NewsGuard 100/100 Score

By Candy Lashkari

While nurses may lose their jobs to make the figures for the NHS seem more efficient there is a good chance of it affecting actual performance. The NHS needs to save £20bn by 2014. That would be a saving of 5% of its budget. The easiest way to do this would be by enforcing job cuts of health staff and thousands of nursing jobs are at risk as per the Royal College of Nursing general secretary, Peter Carter.

We are in no doubt that politicians genuinely want to protect frontline services and the vital care they deliver to patients. However, there appears to be a gulf between rhetoric and reality. Despite assurances that the NHS budget will be protected, the reality is that locally, trusts are making deep and dangerous cuts to staff numbers now, with further cuts planned for the future.” said Peter Carter.

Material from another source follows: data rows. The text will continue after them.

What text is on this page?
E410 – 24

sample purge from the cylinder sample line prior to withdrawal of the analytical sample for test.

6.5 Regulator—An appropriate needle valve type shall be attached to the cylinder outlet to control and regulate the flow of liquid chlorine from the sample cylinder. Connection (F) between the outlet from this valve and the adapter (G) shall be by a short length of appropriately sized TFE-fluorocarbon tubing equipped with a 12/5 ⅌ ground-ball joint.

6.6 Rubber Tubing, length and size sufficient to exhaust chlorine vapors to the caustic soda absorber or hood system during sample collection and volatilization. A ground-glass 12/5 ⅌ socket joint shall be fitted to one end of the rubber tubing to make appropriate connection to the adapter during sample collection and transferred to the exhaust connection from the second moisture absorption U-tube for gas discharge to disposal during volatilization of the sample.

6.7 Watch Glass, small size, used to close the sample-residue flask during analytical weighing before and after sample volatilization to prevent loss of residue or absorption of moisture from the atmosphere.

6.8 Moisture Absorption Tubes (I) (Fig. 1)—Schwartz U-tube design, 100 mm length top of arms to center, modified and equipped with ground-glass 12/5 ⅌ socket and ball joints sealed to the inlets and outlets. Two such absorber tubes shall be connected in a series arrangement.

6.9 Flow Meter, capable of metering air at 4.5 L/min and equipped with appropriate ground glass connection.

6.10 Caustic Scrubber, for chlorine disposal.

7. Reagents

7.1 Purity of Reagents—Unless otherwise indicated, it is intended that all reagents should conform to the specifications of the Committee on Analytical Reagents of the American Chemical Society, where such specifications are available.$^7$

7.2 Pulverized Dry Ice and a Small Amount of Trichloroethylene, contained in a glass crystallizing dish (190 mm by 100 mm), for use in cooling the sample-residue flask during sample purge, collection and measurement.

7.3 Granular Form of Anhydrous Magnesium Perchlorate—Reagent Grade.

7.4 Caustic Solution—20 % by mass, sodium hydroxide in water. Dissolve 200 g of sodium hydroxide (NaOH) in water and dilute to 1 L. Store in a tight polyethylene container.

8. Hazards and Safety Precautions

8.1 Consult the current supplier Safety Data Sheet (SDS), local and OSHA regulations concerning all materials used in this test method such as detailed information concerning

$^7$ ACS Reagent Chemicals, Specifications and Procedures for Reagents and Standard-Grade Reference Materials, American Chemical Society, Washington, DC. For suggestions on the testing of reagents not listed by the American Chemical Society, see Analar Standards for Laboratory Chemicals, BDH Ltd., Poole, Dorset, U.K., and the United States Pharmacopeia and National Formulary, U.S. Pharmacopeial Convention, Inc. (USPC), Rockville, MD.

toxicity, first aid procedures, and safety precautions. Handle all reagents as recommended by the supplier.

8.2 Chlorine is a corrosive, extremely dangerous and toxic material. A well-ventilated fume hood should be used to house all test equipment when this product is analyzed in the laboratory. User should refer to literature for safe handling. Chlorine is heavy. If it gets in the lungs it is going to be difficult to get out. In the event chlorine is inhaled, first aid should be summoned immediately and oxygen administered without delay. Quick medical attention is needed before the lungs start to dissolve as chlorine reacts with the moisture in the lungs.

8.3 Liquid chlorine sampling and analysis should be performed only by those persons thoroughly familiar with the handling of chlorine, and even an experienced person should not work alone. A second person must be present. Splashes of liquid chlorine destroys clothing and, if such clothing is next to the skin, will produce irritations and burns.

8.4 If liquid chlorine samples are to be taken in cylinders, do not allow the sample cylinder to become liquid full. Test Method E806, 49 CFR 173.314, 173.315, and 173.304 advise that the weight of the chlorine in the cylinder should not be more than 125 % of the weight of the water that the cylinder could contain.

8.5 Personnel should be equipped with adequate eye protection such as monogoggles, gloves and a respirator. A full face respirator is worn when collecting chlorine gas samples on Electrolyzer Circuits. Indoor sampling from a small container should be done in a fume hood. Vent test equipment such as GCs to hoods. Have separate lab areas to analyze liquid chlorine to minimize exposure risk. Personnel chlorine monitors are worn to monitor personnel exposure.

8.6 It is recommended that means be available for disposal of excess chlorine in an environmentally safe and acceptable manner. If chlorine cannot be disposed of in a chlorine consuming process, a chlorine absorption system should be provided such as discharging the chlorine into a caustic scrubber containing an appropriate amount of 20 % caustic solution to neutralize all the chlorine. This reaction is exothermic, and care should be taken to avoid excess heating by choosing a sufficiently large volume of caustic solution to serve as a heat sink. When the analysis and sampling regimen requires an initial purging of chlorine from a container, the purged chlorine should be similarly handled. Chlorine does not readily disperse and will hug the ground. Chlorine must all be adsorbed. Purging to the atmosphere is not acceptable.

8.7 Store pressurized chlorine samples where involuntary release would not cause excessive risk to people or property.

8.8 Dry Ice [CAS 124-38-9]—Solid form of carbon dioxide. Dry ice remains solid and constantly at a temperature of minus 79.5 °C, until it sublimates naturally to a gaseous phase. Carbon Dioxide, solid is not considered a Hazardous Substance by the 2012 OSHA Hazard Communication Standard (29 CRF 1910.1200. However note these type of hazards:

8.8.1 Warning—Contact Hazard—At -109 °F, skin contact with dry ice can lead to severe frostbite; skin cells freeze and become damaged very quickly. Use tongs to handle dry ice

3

The RCN did a survey of 26 of the 168 English health trusts and found that 5,600 jobs had already been earmarked for cuts in a bid to cut costs as per requirement. According to Howard Catton, head of policy at RCN, the trend was being replicated all over the country. In a worst case scenario, that would mean a cut of 36,000 nursing jobs.

Joyce Robbins of Patient Concern said that "Plans to reduce the budget will inevitably mean less staff to care for patients." This was reflected in an online survey conducted by the RCN on 287 nurses. Most hospital wards were already working with 13% less staff than needed. And 9 on 10 nurses agreed that patient care was being seriously compromised due to this short staffing and it happened on all shifts.

"Despite assurances that the NHS budget will be protected, the reality is that trusts are making deep and dangerous cuts to staff numbers now, with further cuts planned for the future. We would urge whichever party forms the next government to work with the RCN to devise ways of making the savings that we know are possible within the NHS, whilst protecting front-line care.” said Peter Carter.

The nurses union with 400,000 members has considerable political clout. This fact was driven home when Prime Minister Brown addressed the conference last year. Health secretary Andrew Burnham tried to reduce the fear of job cuts by saying that the saving in the budget were more likely to come from wage restraint and management cost cutting, and asking "some nurses and doctors to take on different roles in different locations outside of hospitals".

In response the shadow health secretary, Andrew Lansley, said: "We will back the NHS. Conservatives will increase funding for the NHS each year in real terms. So instead of Labour's cuts to doctors and nurses, we will support the recruitment of staff we need, like specialist nurses, midwives and health visitors."